Characterization of folded, intermediate, and unfolded states of recombinant human interstitial collagenase.

Recombinant interstitial collagenase (rMMP-1) forms insoluble inclusion bodies when over-expressed in Escherichia coli. We surveyed conditions for renaturation of purified rMMP-1 in 6 M guandine hydrochloride (GdnHCl) and found that optimal folding occurred when the denatured protein was diluted at 4 degrees C in approximately 2 M guanidine HCl, 20% glycerol, 2.5 mM reduced and oxidized glutathione, and 5 mM CaCl2, followed by buffer exchange to remove denaturant and thiols. The circular dichroism spectrum and catalytic constants of the refolded enzyme were similar to those of native MMP-1. The propeptide, which comprises approximately 20% of the mass of proMMP-1, was not required for folding to a functional enzyme.
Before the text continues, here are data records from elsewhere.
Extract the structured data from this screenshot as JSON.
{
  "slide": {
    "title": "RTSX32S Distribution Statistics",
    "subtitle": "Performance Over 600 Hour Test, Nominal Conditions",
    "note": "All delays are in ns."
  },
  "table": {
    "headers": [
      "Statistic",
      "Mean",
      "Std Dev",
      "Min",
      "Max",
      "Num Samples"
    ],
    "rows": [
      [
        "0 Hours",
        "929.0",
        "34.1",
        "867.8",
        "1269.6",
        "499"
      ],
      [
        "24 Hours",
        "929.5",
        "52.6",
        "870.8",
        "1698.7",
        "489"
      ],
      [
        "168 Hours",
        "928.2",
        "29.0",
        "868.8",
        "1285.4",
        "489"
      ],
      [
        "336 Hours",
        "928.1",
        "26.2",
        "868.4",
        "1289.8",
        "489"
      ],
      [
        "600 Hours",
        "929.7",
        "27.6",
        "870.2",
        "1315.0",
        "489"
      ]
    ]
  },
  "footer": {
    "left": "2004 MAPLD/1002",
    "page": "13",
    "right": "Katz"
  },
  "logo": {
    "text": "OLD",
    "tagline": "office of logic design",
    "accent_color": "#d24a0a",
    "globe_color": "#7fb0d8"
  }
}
Size exclusion chromatography and spectroscopic measurements at intermediate [GdnHCl] revealed two intermediate folding states. The first, observed at 1 M GdnHCl, had a slightly larger Stokes' radius than the folded protein. CD and fluorescence analysis showed that it contained ordered tryptophan residues with a higher quantum yield than the fully folded state. The second intermediate, which appeared between 2 and 4 M GdnHCl, exhibited properties consistent with the molten globule, including secondary structure, lack of ordered tryptophan, exposed hydrophobic binding sites, and a Stokes' radius between that of the folded and unfolded states.